La Catalogne est en crise comme le reste de l’Espagne. Sauf que la Catalogne n’est pas Madrid. Il y a une situation spéciale qui est celle du fait différentiel linguistique et culturel catalan. Il se trouve que depuis plusieurs années les Catalans revendiquent une autonomie plus importante qui, jusqu’ici, n’a pas pu fonctionner, ayant été rejetée par le Parlement espagnol et par les électeurs de l’ensemble de l’Espagne. Ce sujet de mécontentement est ressorti à l’occasion de la crise notamment parce que la majorité nationaliste actuellement au pouvoir en Catalogne a elle aussi pratiqué une politique d’austérité et paradoxalement a fait appel à un parti centraliste, le parti qui est actuellement au pouvoir à Madrid, le parti populaire, pour essayer de trouver une solution à ses problèmes financiers.
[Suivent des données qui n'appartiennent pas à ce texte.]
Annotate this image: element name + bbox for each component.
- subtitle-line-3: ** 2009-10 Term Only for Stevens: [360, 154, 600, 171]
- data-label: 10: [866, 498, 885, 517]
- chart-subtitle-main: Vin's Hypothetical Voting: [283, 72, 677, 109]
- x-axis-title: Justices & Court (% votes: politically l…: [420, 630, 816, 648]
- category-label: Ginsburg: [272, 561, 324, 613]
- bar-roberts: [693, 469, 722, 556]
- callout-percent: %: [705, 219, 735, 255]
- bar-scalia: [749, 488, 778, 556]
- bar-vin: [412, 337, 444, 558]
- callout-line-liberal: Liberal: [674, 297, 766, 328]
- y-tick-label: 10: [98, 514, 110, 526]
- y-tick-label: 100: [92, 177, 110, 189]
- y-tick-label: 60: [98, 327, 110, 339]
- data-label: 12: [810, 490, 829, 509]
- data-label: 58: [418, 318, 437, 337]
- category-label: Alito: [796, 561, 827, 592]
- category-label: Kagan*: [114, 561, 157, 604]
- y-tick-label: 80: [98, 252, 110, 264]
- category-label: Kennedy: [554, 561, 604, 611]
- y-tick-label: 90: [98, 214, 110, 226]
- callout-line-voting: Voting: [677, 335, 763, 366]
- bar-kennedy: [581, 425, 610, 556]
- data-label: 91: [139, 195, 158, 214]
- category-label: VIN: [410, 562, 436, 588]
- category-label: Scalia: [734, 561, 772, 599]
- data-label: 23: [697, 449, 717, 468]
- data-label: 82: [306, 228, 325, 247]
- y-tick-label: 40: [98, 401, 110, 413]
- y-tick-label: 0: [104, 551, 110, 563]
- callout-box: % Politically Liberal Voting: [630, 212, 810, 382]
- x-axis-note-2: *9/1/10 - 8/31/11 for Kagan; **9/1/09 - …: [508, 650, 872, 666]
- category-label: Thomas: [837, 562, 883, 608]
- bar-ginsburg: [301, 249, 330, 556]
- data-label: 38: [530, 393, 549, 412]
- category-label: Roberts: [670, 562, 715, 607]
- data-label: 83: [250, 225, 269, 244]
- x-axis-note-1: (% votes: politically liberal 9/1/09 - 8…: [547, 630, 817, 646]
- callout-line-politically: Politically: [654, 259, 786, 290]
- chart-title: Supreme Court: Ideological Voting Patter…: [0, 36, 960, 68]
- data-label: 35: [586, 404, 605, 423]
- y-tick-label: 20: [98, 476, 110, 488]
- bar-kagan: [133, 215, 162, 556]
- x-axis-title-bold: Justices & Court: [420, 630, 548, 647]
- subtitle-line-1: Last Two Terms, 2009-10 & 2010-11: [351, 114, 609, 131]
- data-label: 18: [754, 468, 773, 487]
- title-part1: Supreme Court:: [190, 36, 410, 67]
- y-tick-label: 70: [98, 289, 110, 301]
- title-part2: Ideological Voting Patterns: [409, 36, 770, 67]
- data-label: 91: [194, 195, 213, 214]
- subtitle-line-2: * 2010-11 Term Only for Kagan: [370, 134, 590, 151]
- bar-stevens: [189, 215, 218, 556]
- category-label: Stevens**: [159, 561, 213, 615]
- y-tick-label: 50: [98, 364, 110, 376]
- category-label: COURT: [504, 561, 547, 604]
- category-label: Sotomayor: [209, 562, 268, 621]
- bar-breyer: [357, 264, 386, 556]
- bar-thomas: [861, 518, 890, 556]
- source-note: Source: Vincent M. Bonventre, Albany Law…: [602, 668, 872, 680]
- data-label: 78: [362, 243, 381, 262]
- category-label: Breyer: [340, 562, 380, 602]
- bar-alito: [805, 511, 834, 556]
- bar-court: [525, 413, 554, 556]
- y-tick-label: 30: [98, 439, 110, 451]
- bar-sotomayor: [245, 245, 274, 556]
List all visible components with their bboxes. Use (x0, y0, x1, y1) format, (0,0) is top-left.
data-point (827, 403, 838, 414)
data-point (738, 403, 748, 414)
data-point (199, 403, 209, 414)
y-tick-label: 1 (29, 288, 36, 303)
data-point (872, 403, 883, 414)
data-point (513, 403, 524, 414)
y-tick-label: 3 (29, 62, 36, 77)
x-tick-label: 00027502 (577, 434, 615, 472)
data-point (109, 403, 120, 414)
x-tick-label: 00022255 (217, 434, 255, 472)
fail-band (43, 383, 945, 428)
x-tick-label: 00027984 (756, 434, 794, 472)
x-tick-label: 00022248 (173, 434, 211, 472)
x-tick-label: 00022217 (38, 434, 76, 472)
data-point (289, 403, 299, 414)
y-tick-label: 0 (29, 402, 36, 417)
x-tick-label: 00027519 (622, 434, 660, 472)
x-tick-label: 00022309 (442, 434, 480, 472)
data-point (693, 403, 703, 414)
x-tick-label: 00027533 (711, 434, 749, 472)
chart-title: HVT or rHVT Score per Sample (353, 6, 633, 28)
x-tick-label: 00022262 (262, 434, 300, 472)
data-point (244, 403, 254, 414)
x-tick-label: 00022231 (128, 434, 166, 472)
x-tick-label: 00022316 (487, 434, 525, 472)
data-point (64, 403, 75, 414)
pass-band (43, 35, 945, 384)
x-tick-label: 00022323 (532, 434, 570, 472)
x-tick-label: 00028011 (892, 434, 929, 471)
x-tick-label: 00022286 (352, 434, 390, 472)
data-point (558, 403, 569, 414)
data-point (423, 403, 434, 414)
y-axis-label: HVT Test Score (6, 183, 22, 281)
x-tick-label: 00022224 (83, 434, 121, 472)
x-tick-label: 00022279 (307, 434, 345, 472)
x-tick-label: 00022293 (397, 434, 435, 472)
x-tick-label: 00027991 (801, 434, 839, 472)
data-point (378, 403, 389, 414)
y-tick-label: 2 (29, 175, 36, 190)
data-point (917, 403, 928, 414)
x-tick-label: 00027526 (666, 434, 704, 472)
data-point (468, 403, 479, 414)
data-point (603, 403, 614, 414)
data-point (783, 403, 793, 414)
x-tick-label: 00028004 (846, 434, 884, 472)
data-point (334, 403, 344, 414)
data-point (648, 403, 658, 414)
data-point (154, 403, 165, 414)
Le président actuel et cette majorité là ont choisi le saut en avant vers l’indépendantisme pour éviter de voir leur pouvoir et leur légitimité remis en cause par les électeurs. Il y a une dissolution du parlement catalan, une élection qui a été annoncée pour le 25 novembre dans un contexte où les sortants veulent déplacer le débat des questions économiques et sociales vers celle de l’indépendance.

Comment le gouvernement gère-t-il la crise économique et les mouvements contestataires ?
Pour l’instant le gouvernement espagnol ne fait pas preuve d’une plus grande originalité que les gouvernements des autres pays européens qui se trouvent en situation de crise. Il répond positivement aux demandes venues d’Allemagne et de Bruxelles, en pratiquant une politique d’austérité maintenue. Sur les revendications, il fait le dos rond ou il envoie, comme on l’a vu hier à Madrid, des forces de police pour rétablir l’ordre dans les rues. Est-ce que cette situation sera tenable à terme ? On peut se poser des questions au vu de ce qui s’est passé dans d’autres pays qui connaissent des situations similaires comme c’est le cas de la Grèce ou du Portugal.